How tangled does the judicial reasoning get when the subject turns to affirmative action?
In November 2012, the federal appeals court in Cincinnati voted 8-7 in striking down a Michigan constitutional amendment that bars affirmative action in admissions to public universities. The judges produced six separate opinions.
On Tuesday, the U.S. Supreme Court reversed the ruling of the appeals court. The 6-2 vote upholding the Michigan amendment generated five separate opinions.
As Richard Lempert of the Michigan law school noted on the Brookings Institution website last week, part of the fracturing involves “the dirty little secret of the jurisprudence of race … where most judges feel free to enact their personal values into law.” Thus, it can be useful to return to first principles regarding affirmative action, back to what Lyndon Johnson described in June 1965.
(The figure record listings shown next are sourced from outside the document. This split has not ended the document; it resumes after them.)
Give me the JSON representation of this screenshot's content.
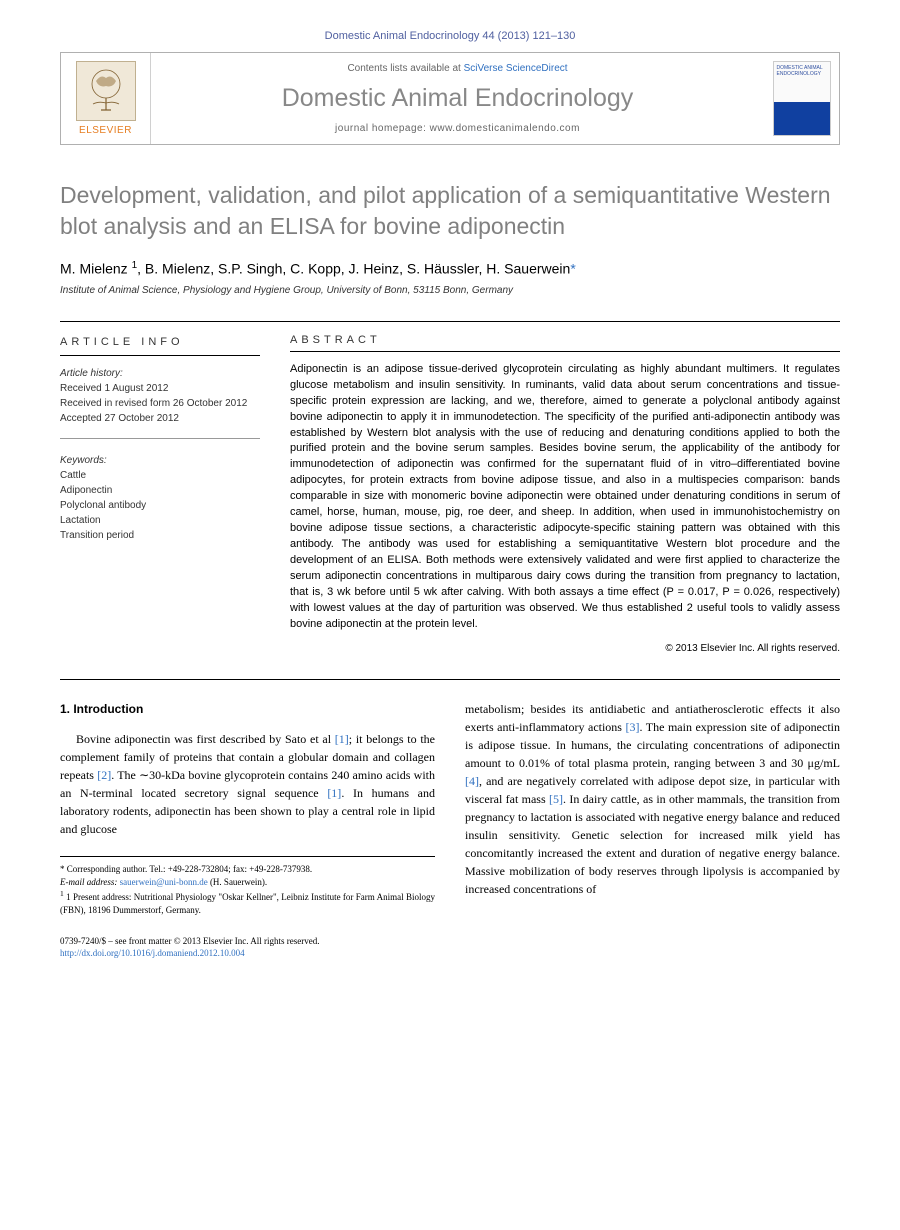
{
  "header": {
    "citation": "Domestic Animal Endocrinology 44 (2013) 121–130",
    "contents_prefix": "Contents lists available at ",
    "contents_link": "SciVerse ScienceDirect",
    "journal_name": "Domestic Animal Endocrinology",
    "homepage_prefix": "journal homepage: ",
    "homepage_url": "www.domesticanimalendo.com",
    "elsevier": "ELSEVIER",
    "cover_label": "DOMESTIC ANIMAL ENDOCRINOLOGY"
  },
  "article": {
    "title": "Development, validation, and pilot application of a semiquantitative Western blot analysis and an ELISA for bovine adiponectin",
    "authors_html": "M. Mielenz <sup>1</sup>, B. Mielenz, S.P. Singh, C. Kopp, J. Heinz, S. Häussler, H. Sauerwein<span class=\"corr\">*</span>",
    "affiliation": "Institute of Animal Science, Physiology and Hygiene Group, University of Bonn, 53115 Bonn, Germany"
  },
  "article_info": {
    "heading": "ARTICLE INFO",
    "history_label": "Article history:",
    "received": "Received 1 August 2012",
    "revised": "Received in revised form 26 October 2012",
    "accepted": "Accepted 27 October 2012",
    "keywords_label": "Keywords:",
    "keywords": [
      "Cattle",
      "Adiponectin",
      "Polyclonal antibody",
      "Lactation",
      "Transition period"
    ]
  },
  "abstract": {
    "heading": "ABSTRACT",
    "text": "Adiponectin is an adipose tissue-derived glycoprotein circulating as highly abundant multimers. It regulates glucose metabolism and insulin sensitivity. In ruminants, valid data about serum concentrations and tissue-specific protein expression are lacking, and we, therefore, aimed to generate a polyclonal antibody against bovine adiponectin to apply it in immunodetection. The specificity of the purified anti-adiponectin antibody was established by Western blot analysis with the use of reducing and denaturing conditions applied to both the purified protein and the bovine serum samples. Besides bovine serum, the applicability of the antibody for immunodetection of adiponectin was confirmed for the supernatant fluid of in vitro–differentiated bovine adipocytes, for protein extracts from bovine adipose tissue, and also in a multispecies comparison: bands comparable in size with monomeric bovine adiponectin were obtained under denaturing conditions in serum of camel, horse, human, mouse, pig, roe deer, and sheep. In addition, when used in immunohistochemistry on bovine adipose tissue sections, a characteristic adipocyte-specific staining pattern was obtained with this antibody. The antibody was used for establishing a semiquantitative Western blot procedure and the development of an ELISA. Both methods were extensively validated and were first applied to characterize the serum adiponectin concentrations in multiparous dairy cows during the transition from pregnancy to lactation, that is, 3 wk before until 5 wk after calving. With both assays a time effect (P = 0.017, P = 0.026, respectively) with lowest values at the day of parturition was observed. We thus established 2 useful tools to validly assess bovine adiponectin at the protein level.",
    "copyright": "© 2013 Elsevier Inc. All rights reserved."
  },
  "body": {
    "intro_heading": "1. Introduction",
    "col1": "Bovine adiponectin was first described by Sato et al [1]; it belongs to the complement family of proteins that contain a globular domain and collagen repeats [2]. The ∼30-kDa bovine glycoprotein contains 240 amino acids with an N-terminal located secretory signal sequence [1]. In humans and laboratory rodents, adiponectin has been shown to play a central role in lipid and glucose",
    "col2": "metabolism; besides its antidiabetic and antiatherosclerotic effects it also exerts anti-inflammatory actions [3]. The main expression site of adiponectin is adipose tissue. In humans, the circulating concentrations of adiponectin amount to 0.01% of total plasma protein, ranging between 3 and 30 μg/mL [4], and are negatively correlated with adipose depot size, in particular with visceral fat mass [5]. In dairy cattle, as in other mammals, the transition from pregnancy to lactation is associated with negative energy balance and reduced insulin sensitivity. Genetic selection for increased milk yield has concomitantly increased the extent and duration of negative energy balance. Massive mobilization of body reserves through lipolysis is accompanied by increased concentrations of"
  },
  "footnotes": {
    "corr": "* Corresponding author. Tel.: +49-228-732804; fax: +49-228-737938.",
    "email_label": "E-mail address: ",
    "email": "sauerwein@uni-bonn.de",
    "email_suffix": " (H. Sauerwein).",
    "note1": "1 Present address: Nutritional Physiology \"Oskar Kellner\", Leibniz Institute for Farm Animal Biology (FBN), 18196 Dummerstorf, Germany."
  },
  "footer": {
    "line1": "0739-7240/$ – see front matter © 2013 Elsevier Inc. All rights reserved.",
    "doi": "http://dx.doi.org/10.1016/j.domaniend.2012.10.004"
  },
  "refs": {
    "r1": "[1]",
    "r2": "[2]",
    "r3": "[3]",
    "r4": "[4]",
    "r5": "[5]"
  }
}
“You do not take a person who, for years, has been hobbled by chains and liberate him, bring him up to the starting line of a race and then say, ‘you are free to compete with all the others,’ and still justly believe you have been completely fair,” Johnson argued. He added that “we seek not just legal equity but human ability, not just equality as a right and a theory but equality as a fact and equality as a result.”
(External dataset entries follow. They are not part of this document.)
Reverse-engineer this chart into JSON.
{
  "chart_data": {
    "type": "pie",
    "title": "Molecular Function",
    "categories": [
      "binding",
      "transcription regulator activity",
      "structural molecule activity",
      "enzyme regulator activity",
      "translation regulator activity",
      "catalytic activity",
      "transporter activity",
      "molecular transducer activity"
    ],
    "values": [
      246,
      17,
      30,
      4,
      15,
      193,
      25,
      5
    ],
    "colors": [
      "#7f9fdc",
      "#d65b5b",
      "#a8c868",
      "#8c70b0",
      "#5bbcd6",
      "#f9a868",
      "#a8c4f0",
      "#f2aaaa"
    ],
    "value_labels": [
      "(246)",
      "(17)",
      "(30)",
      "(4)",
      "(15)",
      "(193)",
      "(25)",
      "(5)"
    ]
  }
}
That isn’t a call for guaranteed or equal outcomes. Rather, Johnson wanted to achieve true equality of opportunity. It flowed logically that such a pursuit would evolve into affirmative action, such as weighing race as a factor, among many others, in the admissions policies of public universities.
In the Michigan case, the Supreme Court did not take direct aim at racial preferences in admissions. States remain free to adopt or reject such an approach. Yet, in writing the lead opinion, Justice Anthony Kennedy expands on the prevailing view of the court majority, that using race as a factor substitutes one form of discrimination for another, that no good can come from perpetuating the racial divide.
Kennedy and his colleagues press the concept of a colorblind country. That is a noble thought. More, much progress has been made against racism, the violent attacks on Freedom Riders five decades ago seemingly scenes from another country.
In her dissent, longer than the four other opinions combined, Justice Sonia Sotomayor shows what Kennedy and the others fail to see about the persistence of racism. She exposes as out-of-touch Chief Justice John Roberts famously stating, “The way to stop discrimination on the basis of race is to stop discriminating on the basis of race.”
“Race matters,” she states powerfully and personally. She then cites the many ways it does, from states seeking to curb minority voting rights to the patterns of disparity in schools and housing. She echoes a friend-of-the-court brief, submitted by Richard Lempert and others, that points to research capturing such inequities as a white applicant much more likely to get a job interview than a black applicant with the same credentials.
Sotomayor details what has happened in Michigan since affirmative action has been banned. Minority enrollment at the University of Michigan has declined 25 percent. The proportion of blacks with bachelor’s degrees reached its lowest level since 1991. The share of blacks getting professional degrees? At its lowest since the 1970s.
The purpose in using race as a factor in admissions isn’t simply to open doors for minorities. The sound idea is that all of us benefit from a more diverse and integrated culture. The twin goals matter, and reveal the shallowness in suggesting a moral equivalence with the ugliness of the Jim Crow era.
This case had an Akron connection. In the 1960s, the City Council approved an ordinance ensuring equal opportunity in housing. Akron voters then overturned the law and approved a change to the city charter barring the council from implementing any future law dealing with housing discrimination without the approval of voters.
The Supreme Court rejected the charter amendment, citing a violation of the equal protection clause. Voters had put those seeking to fight housing discrimination in a rare bind, having to alter the city charter to achieve their goal, a big task that would not apply to most others seeking change in the city.
The court reaffirmed this “political process doctrine” in a Seattle case about school desegregation, establishing a reasonable limit on the power of the majority. It is this precedent the appeals court and Justice Sotomayor cited — and the high court majority pushed aside.
In approving the ban on affirmative action in university admissions, Michigan voters changed the rules in an identical way, leaving advocates of a race factor with the extra and heavy burden of collecting signatures, raising money and mounting a statewide campaign to amend the state constitution.
Or something less than the Johnson notion of “completely fair.”